The emperor strove, though without lasting success, to keep women aloof from the brutal boxing matches. If the populace wanted to see boxers he yielded to their wishes, but he appointed the early morning hours for the contest and forbade women to go to the theatre before ten o’clock in the morning.

More popular still were the wild-beast hunts, of which Augustus arranged six-and-twenty, in which thirty-five hundred African lions and other wild animals were slain. Great was the difficulty of capturing and transporting these rare and dangerous animals; but greater still, it may be, the amount of care and money expended on the elaboration of the scenery. The Spaniards regard their bull-fights as a direct continuation of the wild-beast shows of antiquity; the splendour of the mise en scène has survived to modern days, but the demands made by an ancient public in the matter of decoration and machinery were incomparably greater. In most cases gladiators were obliged to fight the dangerous animals, but occasionally criminals fell victims to them. Strabo, for example, saw the dreaded robber chieftain, Selurus, “the son of Etna,” hurled from a lofty scaffold that suddenly collapsed beneath him into the arena at Rome, where he fell straight into the lion’s cage that had been placed below.

The bloody battles of the gladiators on land found a counterpart in a tremendous sea fight which Augustus, following the example of the dictator, arranged quite close to Rome in the year 2. He caused a lake to be dug in the plain between the slopes of Janiculum and the bank of the Tiber, eighteen hundred feet long by twelve hundred wide, on which thirty large warships and many smaller ones, manned by three thousand (or possibly six thousand) gladiators, represented a sea fight of the time of the Persian wars. Ovid describes the gorgeous spectacle as an eye-witness:

“Then when Cæsar of late showed forth to the people

Ships of Persia and Athens, a type of the terrible sea fight,

Hither came youths from the two seas and hither came maidens,

And to the capital flocked all that dwelt in the earth.”

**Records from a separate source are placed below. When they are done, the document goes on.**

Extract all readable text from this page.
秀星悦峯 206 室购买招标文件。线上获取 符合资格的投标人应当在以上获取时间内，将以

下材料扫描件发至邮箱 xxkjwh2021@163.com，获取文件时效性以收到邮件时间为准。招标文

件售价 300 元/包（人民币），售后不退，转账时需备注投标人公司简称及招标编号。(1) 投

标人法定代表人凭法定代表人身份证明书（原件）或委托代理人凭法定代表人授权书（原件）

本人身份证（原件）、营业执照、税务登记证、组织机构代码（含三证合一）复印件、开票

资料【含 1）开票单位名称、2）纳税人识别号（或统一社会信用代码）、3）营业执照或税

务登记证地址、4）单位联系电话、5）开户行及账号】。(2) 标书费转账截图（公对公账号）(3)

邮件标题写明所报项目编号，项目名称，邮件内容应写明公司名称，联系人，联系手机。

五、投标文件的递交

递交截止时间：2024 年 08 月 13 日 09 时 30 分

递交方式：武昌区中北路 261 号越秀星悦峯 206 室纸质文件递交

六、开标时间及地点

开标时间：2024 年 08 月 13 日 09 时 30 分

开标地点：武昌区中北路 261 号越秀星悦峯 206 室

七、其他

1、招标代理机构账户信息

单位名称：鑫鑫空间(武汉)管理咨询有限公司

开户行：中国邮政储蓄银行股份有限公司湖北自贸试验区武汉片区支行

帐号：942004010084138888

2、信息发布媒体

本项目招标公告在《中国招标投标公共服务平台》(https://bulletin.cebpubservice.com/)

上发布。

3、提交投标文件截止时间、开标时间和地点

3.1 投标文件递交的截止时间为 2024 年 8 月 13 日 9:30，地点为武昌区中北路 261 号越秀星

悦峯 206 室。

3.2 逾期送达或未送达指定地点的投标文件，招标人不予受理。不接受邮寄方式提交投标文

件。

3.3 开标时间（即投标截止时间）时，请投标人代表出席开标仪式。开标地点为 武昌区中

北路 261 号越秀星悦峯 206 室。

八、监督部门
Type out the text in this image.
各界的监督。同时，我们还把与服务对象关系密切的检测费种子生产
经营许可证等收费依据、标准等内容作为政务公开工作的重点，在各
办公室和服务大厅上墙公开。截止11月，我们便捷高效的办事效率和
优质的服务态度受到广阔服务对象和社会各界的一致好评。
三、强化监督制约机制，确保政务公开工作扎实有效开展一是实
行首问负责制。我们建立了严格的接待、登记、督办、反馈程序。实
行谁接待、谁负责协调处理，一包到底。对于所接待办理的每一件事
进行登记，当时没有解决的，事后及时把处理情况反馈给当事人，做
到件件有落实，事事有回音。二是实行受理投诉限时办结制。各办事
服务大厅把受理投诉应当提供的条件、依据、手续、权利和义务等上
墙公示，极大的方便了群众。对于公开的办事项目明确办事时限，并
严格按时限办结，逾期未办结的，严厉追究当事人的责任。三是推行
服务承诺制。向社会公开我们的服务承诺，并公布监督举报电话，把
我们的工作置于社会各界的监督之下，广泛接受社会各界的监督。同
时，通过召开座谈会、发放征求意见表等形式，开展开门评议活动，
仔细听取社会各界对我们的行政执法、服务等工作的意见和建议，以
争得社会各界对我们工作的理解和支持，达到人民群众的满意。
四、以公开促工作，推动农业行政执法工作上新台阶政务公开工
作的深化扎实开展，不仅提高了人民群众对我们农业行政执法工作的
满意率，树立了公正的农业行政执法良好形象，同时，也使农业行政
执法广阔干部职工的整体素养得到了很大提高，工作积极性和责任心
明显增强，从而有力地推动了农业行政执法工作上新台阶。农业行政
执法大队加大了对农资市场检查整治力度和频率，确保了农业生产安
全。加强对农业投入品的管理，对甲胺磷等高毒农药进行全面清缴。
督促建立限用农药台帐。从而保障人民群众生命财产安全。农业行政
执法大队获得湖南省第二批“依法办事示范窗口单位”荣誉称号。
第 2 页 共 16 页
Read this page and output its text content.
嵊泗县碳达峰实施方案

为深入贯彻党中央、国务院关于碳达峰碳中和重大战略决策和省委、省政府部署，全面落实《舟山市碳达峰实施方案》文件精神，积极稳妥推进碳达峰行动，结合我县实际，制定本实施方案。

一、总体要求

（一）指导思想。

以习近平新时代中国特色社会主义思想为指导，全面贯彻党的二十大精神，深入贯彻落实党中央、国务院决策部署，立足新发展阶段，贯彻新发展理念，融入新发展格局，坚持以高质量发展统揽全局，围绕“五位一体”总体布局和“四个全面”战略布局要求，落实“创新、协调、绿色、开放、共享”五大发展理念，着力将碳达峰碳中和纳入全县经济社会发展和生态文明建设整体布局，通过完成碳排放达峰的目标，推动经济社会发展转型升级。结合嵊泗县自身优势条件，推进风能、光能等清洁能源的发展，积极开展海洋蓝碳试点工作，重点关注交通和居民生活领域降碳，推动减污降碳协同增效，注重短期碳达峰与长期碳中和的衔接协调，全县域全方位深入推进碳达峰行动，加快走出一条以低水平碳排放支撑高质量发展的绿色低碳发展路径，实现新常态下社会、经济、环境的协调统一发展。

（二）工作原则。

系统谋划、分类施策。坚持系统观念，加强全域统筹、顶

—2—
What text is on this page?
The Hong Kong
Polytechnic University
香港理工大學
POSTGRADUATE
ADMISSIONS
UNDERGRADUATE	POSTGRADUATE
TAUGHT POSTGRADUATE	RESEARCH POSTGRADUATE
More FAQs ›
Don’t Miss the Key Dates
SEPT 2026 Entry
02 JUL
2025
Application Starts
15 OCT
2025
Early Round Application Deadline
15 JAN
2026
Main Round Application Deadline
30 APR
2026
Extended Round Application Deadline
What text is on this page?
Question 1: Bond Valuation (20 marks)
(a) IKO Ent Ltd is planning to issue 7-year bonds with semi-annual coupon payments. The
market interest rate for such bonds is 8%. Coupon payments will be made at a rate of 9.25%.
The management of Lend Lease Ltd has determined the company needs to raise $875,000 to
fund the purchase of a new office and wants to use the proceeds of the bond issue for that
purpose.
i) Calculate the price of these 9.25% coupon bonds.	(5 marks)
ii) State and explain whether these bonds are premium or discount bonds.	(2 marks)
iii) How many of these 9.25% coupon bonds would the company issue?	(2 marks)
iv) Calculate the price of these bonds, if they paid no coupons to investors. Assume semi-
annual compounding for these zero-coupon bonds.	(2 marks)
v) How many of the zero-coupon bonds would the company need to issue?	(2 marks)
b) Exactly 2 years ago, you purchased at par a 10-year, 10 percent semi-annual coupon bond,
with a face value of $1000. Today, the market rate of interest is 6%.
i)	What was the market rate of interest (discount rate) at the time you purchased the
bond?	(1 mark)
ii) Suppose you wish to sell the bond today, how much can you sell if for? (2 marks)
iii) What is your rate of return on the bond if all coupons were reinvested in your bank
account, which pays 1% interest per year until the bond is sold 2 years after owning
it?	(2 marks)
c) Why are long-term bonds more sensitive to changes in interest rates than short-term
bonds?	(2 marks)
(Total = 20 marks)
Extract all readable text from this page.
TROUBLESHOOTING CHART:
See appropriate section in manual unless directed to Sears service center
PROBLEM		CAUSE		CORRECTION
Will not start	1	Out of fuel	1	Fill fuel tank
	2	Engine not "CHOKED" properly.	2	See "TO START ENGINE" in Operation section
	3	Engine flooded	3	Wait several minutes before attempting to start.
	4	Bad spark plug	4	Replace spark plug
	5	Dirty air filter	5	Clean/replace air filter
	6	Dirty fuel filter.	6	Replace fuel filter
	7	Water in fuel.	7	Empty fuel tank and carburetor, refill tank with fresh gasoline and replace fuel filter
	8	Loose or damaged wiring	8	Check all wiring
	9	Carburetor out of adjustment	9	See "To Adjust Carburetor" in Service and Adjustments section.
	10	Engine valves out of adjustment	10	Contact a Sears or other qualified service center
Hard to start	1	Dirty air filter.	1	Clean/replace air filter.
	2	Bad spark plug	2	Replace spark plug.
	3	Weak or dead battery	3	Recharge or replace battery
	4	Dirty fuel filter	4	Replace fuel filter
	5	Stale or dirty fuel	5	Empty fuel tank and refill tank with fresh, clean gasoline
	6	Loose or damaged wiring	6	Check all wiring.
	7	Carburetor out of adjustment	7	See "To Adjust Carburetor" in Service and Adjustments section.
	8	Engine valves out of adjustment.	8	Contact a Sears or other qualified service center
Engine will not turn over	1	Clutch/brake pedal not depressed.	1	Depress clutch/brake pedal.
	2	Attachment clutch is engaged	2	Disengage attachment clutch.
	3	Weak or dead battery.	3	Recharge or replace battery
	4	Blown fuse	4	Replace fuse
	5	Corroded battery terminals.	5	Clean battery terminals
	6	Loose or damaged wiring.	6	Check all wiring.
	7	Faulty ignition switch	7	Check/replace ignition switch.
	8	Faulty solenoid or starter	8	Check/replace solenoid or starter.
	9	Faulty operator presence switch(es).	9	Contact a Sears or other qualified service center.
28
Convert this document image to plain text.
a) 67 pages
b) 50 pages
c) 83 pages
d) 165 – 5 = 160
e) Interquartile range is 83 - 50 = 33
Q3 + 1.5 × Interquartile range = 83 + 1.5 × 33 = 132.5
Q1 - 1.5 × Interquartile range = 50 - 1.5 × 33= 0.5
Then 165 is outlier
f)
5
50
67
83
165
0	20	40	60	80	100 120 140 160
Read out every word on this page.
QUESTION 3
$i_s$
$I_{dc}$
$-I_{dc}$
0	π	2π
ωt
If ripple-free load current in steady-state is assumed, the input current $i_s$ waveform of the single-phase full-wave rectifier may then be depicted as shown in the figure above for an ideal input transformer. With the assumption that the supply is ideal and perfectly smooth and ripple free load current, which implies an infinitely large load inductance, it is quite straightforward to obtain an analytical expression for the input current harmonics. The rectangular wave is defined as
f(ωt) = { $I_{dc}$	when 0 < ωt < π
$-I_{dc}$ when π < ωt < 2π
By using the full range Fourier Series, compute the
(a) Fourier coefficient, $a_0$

The lake was not supplied with water from the neighbouring Tiber, but Augustus built a special aqueduct (Aqua Augusta Alsietina) which brought water from the Alsietine and Sabatine lakes (Lago di Martignano and L. de Bracciano) to the Janiculum. The Romans were so spoiled by the beautiful spring-water of their aqueducts that Augustus never thought of carrying the water of these two lakes right across to the city on the other bank of the river, but the work was so substantial that it outlasted its original purpose. The emperor allowed the possessors of fields and gardens in the vicinity to make use of the water, which was not to be compared with that of the other aqueducts in the city.

The lake formed the centre of a little wood which the emperor presented to the Roman people in the name of his grandsons Lucius and Caius. Although he never arranged another sea fight on this lake, it was not filled up but was used by other emperors for maritime spectacles, in accordance with its original purpose.